1954: Coverage was extended to self-employed farmers and certain professionals, such as accountants, architects, and engineers.
1956: Benefits were added for disabled workers ages 50 to 64 and adult disabled children of workers who earned benefits. Social Security introduced early retirement benefits for women only.
1960: Benefits were added for dependents of disabled workers.
1961: Men were given the option of early retirement benefits, five years after this choice was granted to women.
1965: Congress approved Medicare, a program of federal health insurance for people 65 and older, long sought by advocates of Social Security and social insurance.

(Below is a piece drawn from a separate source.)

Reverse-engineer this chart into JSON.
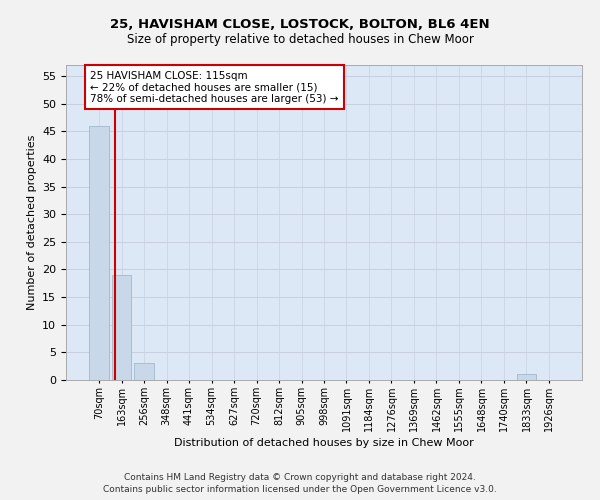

1972: Congress approved annual cost-of-living increases for Social Security, linked to the rise in consumer prices. (It had previously approved some benefit hikes on an ad hoc basis.)
1977: Congress approved wage indexing, which adjusts retirement benefits upward to make sure that they reflect the long-term increase in wages that took place during a worker’s lifetime.
1983: Congress agreed to gradually raise the age for full retirement benefits from its traditional level of 65 to 67. That increase is still being phased in. The full retirement age has reached 66 for people born between 1943 and 1954 and will gradually move up to 67 for people born in 1960 or later. The 1983 law also introduced taxation of Social Security benefits for higher-income retirees, a shift that is causing growing numbers of people to pay income taxes on part of their Social Security income.
2014: The Social Security Administration began to process and approve some claims for benefits related to same-sex marriage, including claims for spousal and survivor benefits in states that recognize such unions as legal. The new policy followed a U.S. Supreme Court ruling in 2013 that Section 3 of the Defense of Marriage Act was unconstitutional.
2015: The Supreme Court ruled that same-sex marriages have a constitutional right in all states. The SSA recognizes same-sex marriage in all states and gives benefits to spouses.